Ask “why did we choose Kafka?” and Zeph follows causal edges from Kafka through the decision graph to surface the original rationale — not just documents that mention the word.
Hybrid Inference
Mix local and cloud models in a single setup. Run embeddings through free local Ollama while routing chat to Claude or OpenAI. The orchestrator classifies tasks and routes them to the best provider with automatic fallback chains — if the primary provider fails, the next one takes over. Thompson Sampling exploration balances cost and quality across providers. Switch providers with a single config change. Any OpenAI-compatible endpoint works out of the box (Together AI, Groq, Fireworks, and others).
Skills-First Architecture
Skills are plain markdown files — easy to write, version control, and share. Zeph matches skills by embedding similarity, not keywords, so “check disk space” finds the system-info skill even without exact keyword overlap. Edit a SKILL.md file and changes apply immediately via hot-reload, no restart required.

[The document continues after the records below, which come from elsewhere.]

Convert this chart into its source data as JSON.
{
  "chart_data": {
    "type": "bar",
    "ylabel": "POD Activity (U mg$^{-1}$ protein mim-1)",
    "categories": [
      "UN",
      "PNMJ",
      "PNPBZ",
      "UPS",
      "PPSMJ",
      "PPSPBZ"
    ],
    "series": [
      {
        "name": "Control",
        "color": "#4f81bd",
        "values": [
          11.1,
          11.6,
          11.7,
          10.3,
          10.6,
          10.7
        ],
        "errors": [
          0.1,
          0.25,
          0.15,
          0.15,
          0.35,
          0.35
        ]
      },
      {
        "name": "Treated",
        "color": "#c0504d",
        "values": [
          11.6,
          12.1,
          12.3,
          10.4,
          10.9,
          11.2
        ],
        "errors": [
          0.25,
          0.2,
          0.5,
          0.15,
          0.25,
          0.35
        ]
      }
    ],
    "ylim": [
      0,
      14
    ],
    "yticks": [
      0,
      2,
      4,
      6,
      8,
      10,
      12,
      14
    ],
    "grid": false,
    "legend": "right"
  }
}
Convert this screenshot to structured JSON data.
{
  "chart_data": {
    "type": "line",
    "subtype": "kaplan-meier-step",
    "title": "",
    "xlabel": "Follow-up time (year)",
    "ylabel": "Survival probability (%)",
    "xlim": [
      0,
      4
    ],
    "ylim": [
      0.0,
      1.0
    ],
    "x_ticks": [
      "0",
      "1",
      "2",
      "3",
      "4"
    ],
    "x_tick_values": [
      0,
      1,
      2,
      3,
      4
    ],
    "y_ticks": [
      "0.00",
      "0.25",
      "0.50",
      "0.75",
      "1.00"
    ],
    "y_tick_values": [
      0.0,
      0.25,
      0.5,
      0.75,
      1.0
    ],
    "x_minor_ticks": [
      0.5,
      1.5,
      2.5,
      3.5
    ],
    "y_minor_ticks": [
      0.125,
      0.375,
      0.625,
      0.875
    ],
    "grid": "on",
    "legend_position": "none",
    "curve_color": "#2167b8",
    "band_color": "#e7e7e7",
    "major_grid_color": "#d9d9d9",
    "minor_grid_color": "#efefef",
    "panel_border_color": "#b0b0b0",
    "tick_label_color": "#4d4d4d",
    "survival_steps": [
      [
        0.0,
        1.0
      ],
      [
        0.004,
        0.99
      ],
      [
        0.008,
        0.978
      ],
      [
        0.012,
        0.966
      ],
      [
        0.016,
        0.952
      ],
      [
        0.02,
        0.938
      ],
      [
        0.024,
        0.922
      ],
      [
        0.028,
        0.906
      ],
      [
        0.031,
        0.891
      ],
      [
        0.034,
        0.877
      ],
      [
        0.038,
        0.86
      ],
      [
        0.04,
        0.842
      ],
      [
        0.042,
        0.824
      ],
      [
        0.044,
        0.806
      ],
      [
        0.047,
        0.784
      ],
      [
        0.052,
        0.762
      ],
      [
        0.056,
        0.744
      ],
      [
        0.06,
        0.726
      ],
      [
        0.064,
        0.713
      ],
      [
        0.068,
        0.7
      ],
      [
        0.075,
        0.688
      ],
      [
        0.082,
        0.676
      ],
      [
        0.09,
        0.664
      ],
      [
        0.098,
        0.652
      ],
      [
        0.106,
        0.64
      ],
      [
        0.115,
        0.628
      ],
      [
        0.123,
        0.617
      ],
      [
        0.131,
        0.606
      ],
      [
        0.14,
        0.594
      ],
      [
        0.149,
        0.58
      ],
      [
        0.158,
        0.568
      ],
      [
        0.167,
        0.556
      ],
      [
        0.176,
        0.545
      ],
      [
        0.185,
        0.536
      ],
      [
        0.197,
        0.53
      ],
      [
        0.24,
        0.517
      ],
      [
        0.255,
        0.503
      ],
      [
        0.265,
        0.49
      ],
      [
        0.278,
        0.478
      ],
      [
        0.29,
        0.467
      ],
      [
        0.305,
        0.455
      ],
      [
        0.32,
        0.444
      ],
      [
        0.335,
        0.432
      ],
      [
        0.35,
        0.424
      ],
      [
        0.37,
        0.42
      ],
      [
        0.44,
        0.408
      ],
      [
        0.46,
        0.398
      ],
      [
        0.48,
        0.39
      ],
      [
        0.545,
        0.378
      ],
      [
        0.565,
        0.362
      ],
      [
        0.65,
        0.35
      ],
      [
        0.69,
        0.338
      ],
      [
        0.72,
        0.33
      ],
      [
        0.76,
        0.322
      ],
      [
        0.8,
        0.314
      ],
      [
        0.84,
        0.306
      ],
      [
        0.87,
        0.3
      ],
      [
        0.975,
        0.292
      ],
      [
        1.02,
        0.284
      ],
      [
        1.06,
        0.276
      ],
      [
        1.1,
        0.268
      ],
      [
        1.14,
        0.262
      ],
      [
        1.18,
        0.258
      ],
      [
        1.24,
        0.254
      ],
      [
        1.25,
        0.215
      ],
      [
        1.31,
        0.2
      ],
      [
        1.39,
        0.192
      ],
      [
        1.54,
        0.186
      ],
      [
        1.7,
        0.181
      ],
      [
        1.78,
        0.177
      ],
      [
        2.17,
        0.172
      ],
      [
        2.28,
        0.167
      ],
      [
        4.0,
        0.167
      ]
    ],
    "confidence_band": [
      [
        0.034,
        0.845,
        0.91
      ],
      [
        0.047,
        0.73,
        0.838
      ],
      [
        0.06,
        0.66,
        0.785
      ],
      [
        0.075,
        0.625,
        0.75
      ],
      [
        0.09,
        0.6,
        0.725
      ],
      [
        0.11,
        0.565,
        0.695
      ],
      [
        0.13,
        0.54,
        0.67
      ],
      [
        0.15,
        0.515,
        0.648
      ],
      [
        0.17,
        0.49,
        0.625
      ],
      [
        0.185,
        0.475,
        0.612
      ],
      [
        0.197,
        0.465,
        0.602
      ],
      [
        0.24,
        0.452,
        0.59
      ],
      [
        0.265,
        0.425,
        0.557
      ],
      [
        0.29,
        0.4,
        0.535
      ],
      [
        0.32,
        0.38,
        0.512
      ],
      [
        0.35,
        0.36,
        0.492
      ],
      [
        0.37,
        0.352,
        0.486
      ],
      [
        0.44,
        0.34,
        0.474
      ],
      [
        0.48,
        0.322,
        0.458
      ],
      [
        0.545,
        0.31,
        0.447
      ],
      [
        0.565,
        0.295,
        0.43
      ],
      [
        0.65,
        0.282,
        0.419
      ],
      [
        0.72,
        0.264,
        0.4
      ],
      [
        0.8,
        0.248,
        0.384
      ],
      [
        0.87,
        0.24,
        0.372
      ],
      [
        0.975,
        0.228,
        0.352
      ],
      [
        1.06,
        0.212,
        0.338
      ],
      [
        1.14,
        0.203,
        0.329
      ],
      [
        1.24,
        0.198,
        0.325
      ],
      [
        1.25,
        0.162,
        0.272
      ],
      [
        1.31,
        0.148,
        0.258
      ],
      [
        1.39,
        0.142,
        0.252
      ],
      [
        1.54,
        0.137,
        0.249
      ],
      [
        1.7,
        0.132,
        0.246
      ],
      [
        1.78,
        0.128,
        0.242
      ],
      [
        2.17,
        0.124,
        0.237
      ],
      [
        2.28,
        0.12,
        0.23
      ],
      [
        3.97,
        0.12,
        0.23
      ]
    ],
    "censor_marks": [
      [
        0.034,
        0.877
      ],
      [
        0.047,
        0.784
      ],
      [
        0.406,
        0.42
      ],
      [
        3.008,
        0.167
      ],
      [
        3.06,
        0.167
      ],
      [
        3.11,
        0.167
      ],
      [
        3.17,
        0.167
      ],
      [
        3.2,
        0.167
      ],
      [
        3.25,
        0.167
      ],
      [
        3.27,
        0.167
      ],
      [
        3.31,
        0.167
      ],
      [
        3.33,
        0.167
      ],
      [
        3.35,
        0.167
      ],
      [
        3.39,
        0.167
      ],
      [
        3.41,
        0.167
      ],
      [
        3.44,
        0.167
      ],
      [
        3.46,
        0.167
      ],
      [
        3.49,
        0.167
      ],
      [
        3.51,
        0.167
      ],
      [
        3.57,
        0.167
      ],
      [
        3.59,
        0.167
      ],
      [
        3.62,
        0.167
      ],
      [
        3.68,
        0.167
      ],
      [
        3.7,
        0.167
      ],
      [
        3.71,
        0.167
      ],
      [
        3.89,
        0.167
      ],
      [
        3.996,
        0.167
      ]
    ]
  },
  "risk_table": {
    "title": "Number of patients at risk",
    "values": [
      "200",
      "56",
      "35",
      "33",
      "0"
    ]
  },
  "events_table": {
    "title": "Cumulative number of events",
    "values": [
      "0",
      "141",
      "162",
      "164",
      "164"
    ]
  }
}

Skills evolve autonomously: when the agent detects repeated failures via the multi-language FeedbackDetector (supporting 7 languages), it reflects on the cause and generates improved skill versions. Wilson score re-ranking ensures that well-performing skills surface first.
Task Orchestration
For complex goals, Zeph decomposes work into a task DAG and executes it with parallel scheduling:
- Plan template caching — successful plans are cached by goal embedding, so similar future requests reuse an adapted template instead of replanning from scratch (50% cost reduction, 27% latency improvement).
- Tool dependency graph — tools declare ordering constraints (
requiresfor hard gates,prefersfor soft boosts), enabling the agent to present tools in the right sequence without hardcoded execution order.
Privacy and Security
Run fully local with Ollama — no API calls, no data leaves your machine. Store API keys in an age-encrypted vault instead of plaintext environment variables. Tools are sandboxed: configure allowed directories, block network access from shell commands, require confirmation for destructive operations like rm or git push --force. Imported skills start in quarantine with restricted tool access until explicitly trusted. Content from untrusted sources (web scraping, tool output, MCP servers) is sanitized through a multi-layer isolation pipeline before reaching the agent.
Multi-Channel
Deploy Zeph across CLI, TUI dashboard, Telegram, Discord, and Slack with consistent feature parity across all channels. The TUI provides real-time metrics, a command palette, and live status indicators for background operations. All 7 channels support the same 16-method Channel trait — no feature is silently missing in any mode.
Lightweight and Fast
Zeph compiles to a single Rust binary (~12 MB). No Python runtime, no Node.js, no JVM dependency. Native async throughout with no garbage collector overhead. Builds and runs on Linux, macOS, and Windows across x86_64 and ARM64 architectures.